One last thing about Frederick William, since it is necessary for the chapter that follows. He hated his son.

The crown prince, also a Frederick, born in 1712, was everything his father was not. He played the flute. He read French literature. He composed verse. He admired Voltaire and corresponded with him from the age of fifteen. He preferred the company of his sister Wilhelmina, who shared his tastes, to that of any of his father's hunting cronies. He had no interest, as far as anyone could tell, in soldiering.
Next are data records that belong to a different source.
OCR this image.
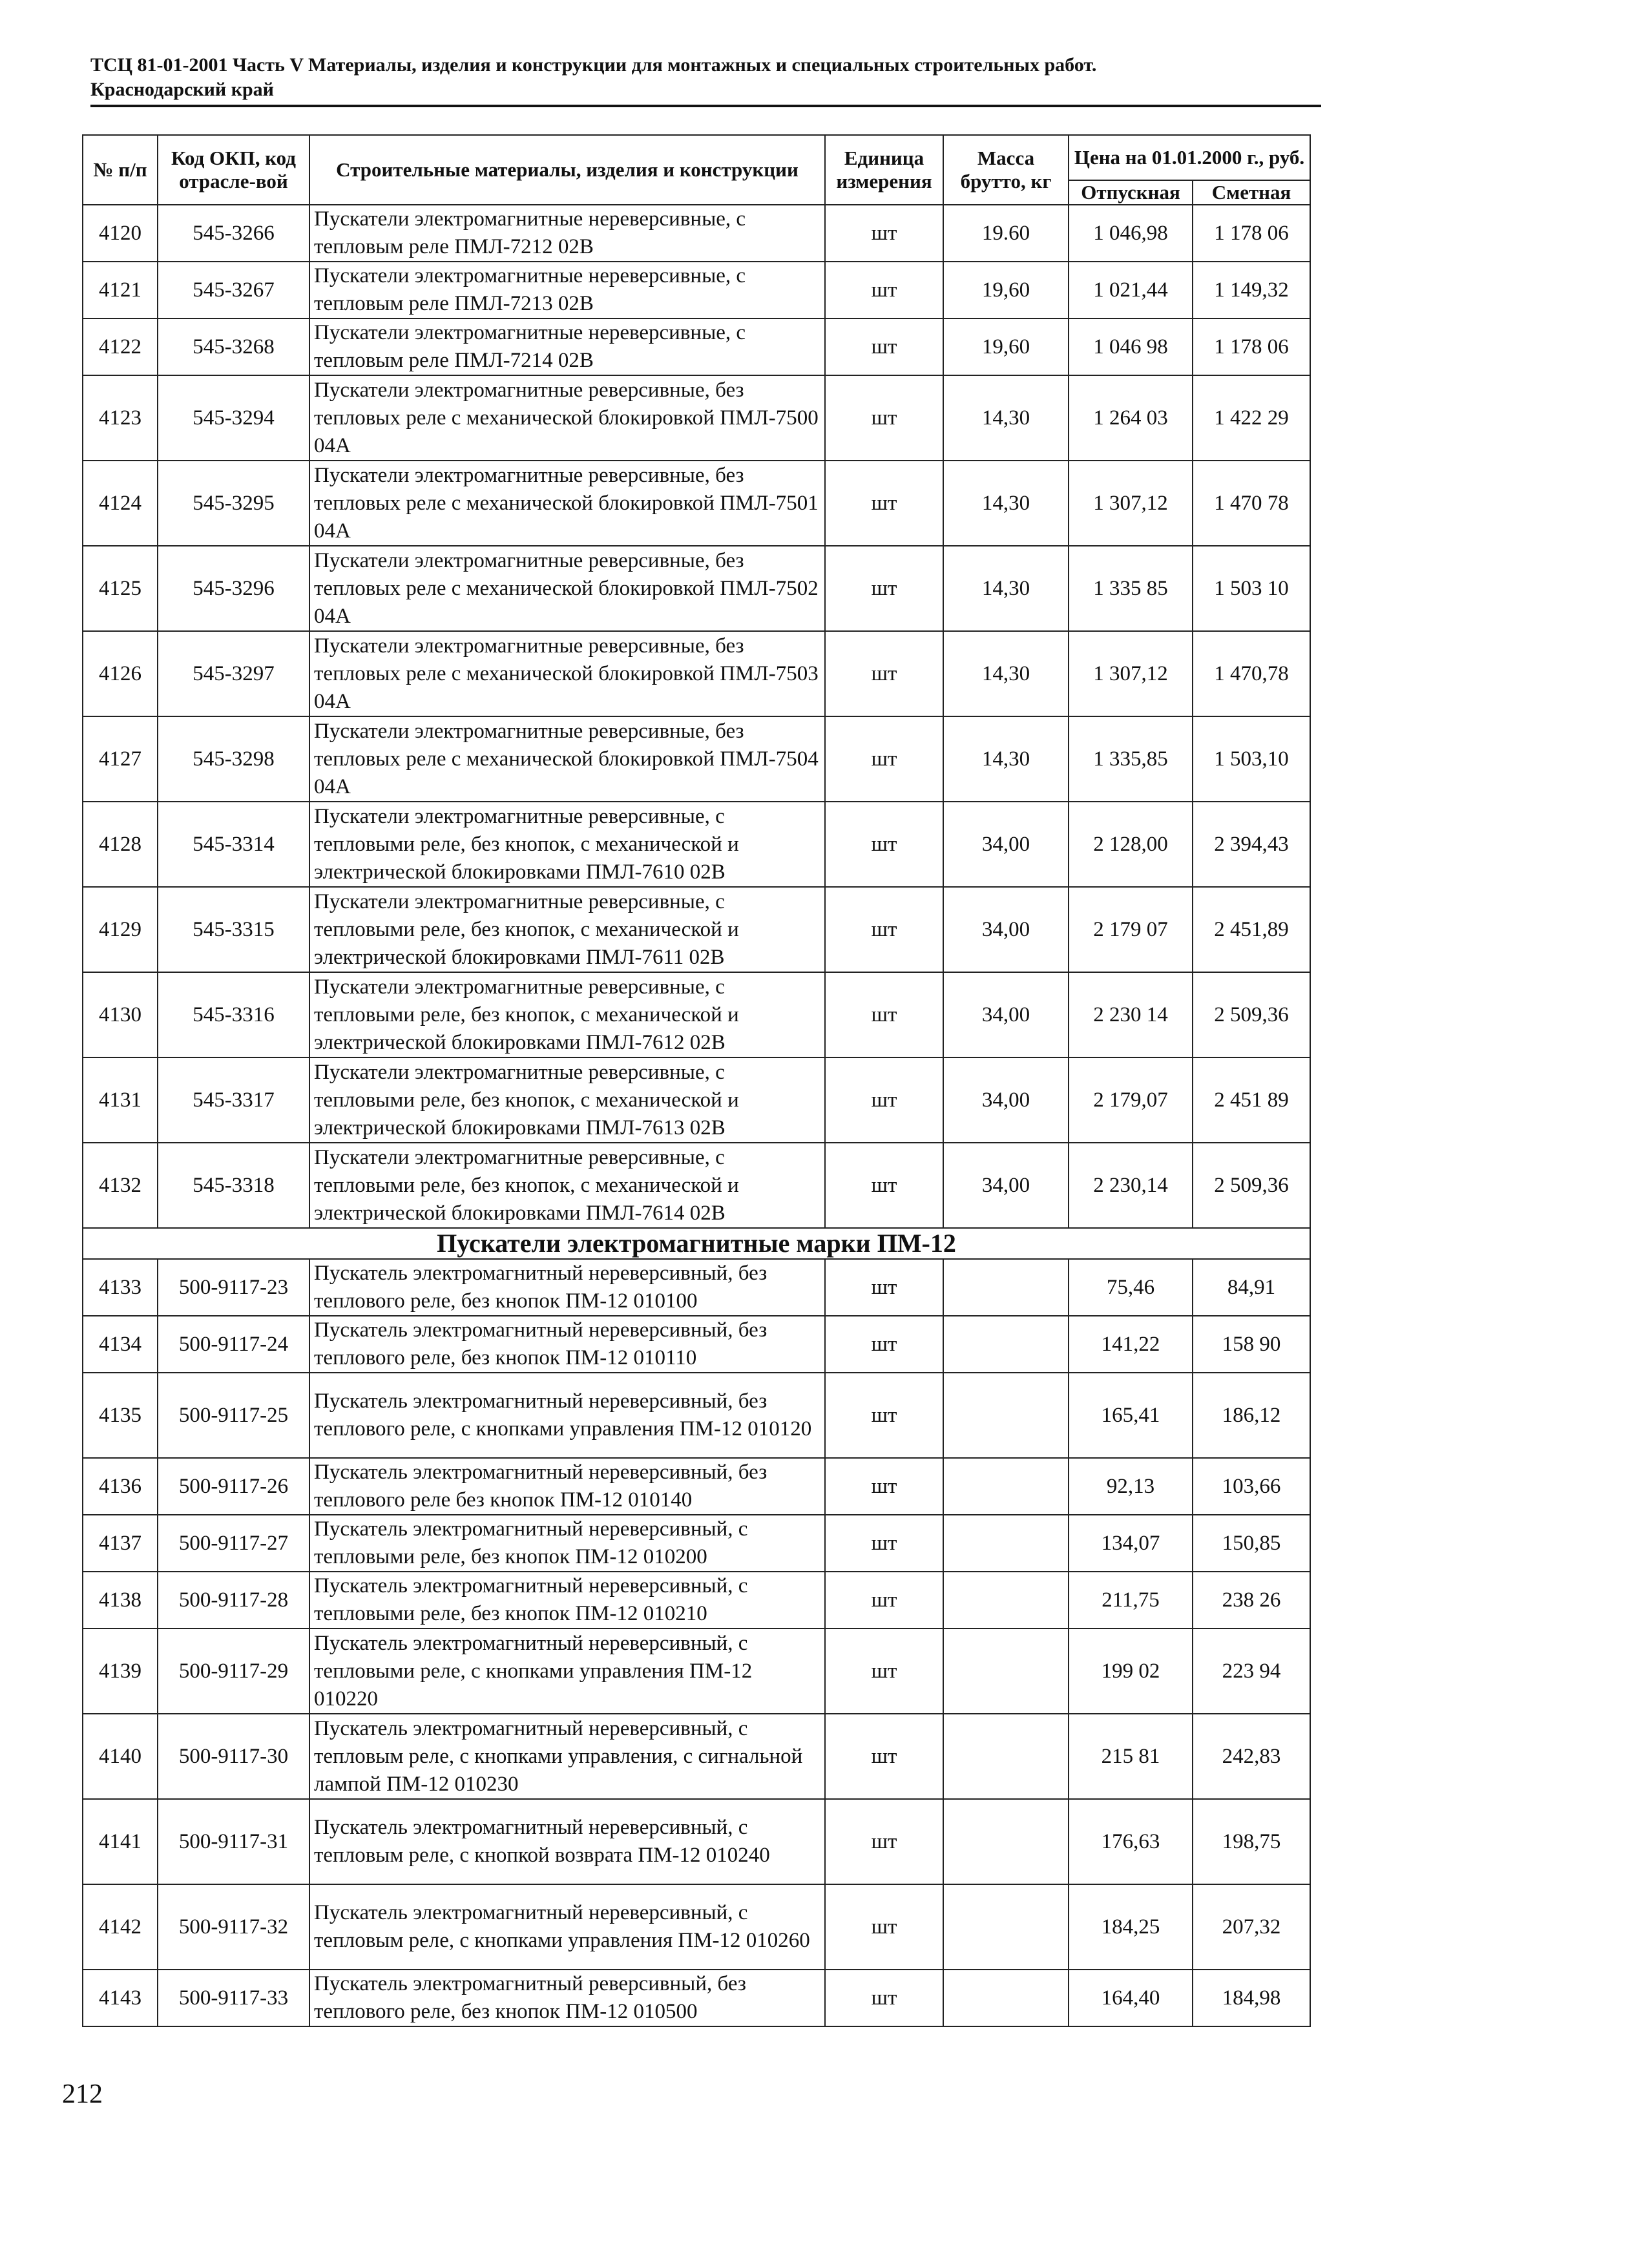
ТСЦ 81-01-2001 Часть V Материалы, изделия и конструкции для монтажных и специальных строительных работ.
Краснодарский край
№ п/п	Код ОКП, код отрасле-вой	Строительные материалы, изделия и конструкции	Единица измерения	Масса брутто, кг	Цена на 01.01.2000 г., руб.	
					Отпускная	Сметная
4120	545-3266	Пускатели электромагнитные нереверсивные, с тепловым реле ПМЛ-7212 02В	шт	19.60	1 046,98	1 178 06
4121	545-3267	Пускатели электромагнитные нереверсивные, с тепловым реле ПМЛ-7213 02В	шт	19,60	1 021,44	1 149,32
4122	545-3268	Пускатели электромагнитные нереверсивные, с тепловым реле ПМЛ-7214 02В	шт	19,60	1 046 98	1 178 06
4123	545-3294	Пускатели электромагнитные реверсивные, без тепловых реле с механической блокировкой ПМЛ-7500 04А	шт	14,30	1 264 03	1 422 29
4124	545-3295	Пускатели электромагнитные реверсивные, без тепловых реле с механической блокировкой ПМЛ-7501 04А	шт	14,30	1 307,12	1 470 78
4125	545-3296	Пускатели электромагнитные реверсивные, без тепловых реле с механической блокировкой ПМЛ-7502 04А	шт	14,30	1 335 85	1 503 10
4126	545-3297	Пускатели электромагнитные реверсивные, без тепловых реле с механической блокировкой ПМЛ-7503 04А	шт	14,30	1 307,12	1 470,78
4127	545-3298	Пускатели электромагнитные реверсивные, без тепловых реле с механической блокировкой ПМЛ-7504 04А	шт	14,30	1 335,85	1 503,10
4128	545-3314	Пускатели электромагнитные реверсивные, с тепловыми реле, без кнопок, с механической и электрической блокировками ПМЛ-7610 02В	шт	34,00	2 128,00	2 394,43
4129	545-3315	Пускатели электромагнитные реверсивные, с тепловыми реле, без кнопок, с механической и электрической блокировками ПМЛ-7611 02В	шт	34,00	2 179 07	2 451,89
4130	545-3316	Пускатели электромагнитные реверсивные, с тепловыми реле, без кнопок, с механической и электрической блокировками ПМЛ-7612 02В	шт	34,00	2 230 14	2 509,36
4131	545-3317	Пускатели электромагнитные реверсивные, с тепловыми реле, без кнопок, с механической и электрической блокировками ПМЛ-7613 02В	шт	34,00	2 179,07	2 451 89
4132	545-3318	Пускатели электромагнитные реверсивные, с тепловыми реле, без кнопок, с механической и электрической блокировками ПМЛ-7614 02В	шт	34,00	2 230,14	2 509,36
Пускатели электромагнитные марки ПМ-12						
4133	500-9117-23	Пускатель электромагнитный нереверсивный, без теплового реле, без кнопок ПМ-12 010100	шт		75,46	84,91
4134	500-9117-24	Пускатель электромагнитный нереверсивный, без теплового реле, без кнопок ПМ-12 010110	шт		141,22	158 90
4135	500-9117-25	Пускатель электромагнитный нереверсивный, без теплового реле, с кнопками управления ПМ-12 010120	шт		165,41	186,12
4136	500-9117-26	Пускатель электромагнитный нереверсивный, без теплового реле без кнопок ПМ-12 010140	шт		92,13	103,66
4137	500-9117-27	Пускатель электромагнитный нереверсивный, с тепловыми реле, без кнопок ПМ-12 010200	шт		134,07	150,85
4138	500-9117-28	Пускатель электромагнитный нереверсивный, с тепловыми реле, без кнопок ПМ-12 010210	шт		211,75	238 26
4139	500-9117-29	Пускатель электромагнитный нереверсивный, с тепловыми реле, с кнопками управления ПМ-12 010220	шт		199 02	223 94
4140	500-9117-30	Пускатель электромагнитный нереверсивный, с тепловым реле, с кнопками управления, с сигнальной лампой ПМ-12 010230	шт		215 81	242,83
4141	500-9117-31	Пускатель электромагнитный нереверсивный, с тепловым реле, с кнопкой возврата ПМ-12 010240	шт		176,63	198,75
4142	500-9117-32	Пускатель электромагнитный нереверсивный, с тепловым реле, с кнопками управления ПМ-12 010260	шт		184,25	207,32
4143	500-9117-33	Пускатель электромагнитный реверсивный, без теплового реле, без кнопок ПМ-12 010500	шт		164,40	184,98
212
The king tried, repeatedly and brutally, to beat these tendencies out of him. The crown prince, in 1730, tried to flee the country with a friend named Hans Hermann von Katte. They were caught. Katte was beheaded in the courtyard of the fortress of Küstrin, while the eighteen-year-old prince — held at a window by guards — was made to watch. The shock is reported, in some accounts, to have caused him to faint.

The crown prince spent the next eighteen months working as an apprentice in the provincial administration of Küstrin, under his father's order, before being permitted to return to the court. He never spoke afterwards of what he had seen. He did not, then or later, forgive his father.

When Frederick William died on the 31st of May 1740 — slowly and badly, of gout and dropsy, at the age of fifty-one — the crown prince was twenty-eight. He inherited a treasury holding nine million thalers, the largest standing army in the German lands relative to population, the most efficient bureaucracy in Europe, and a position in central European politics that was already beginning to make the Habsburgs nervous. He inherited, in other words, the perfect instrument.

He had spent his entire adolescence and young adulthood preparing, in his head, what he would do with it.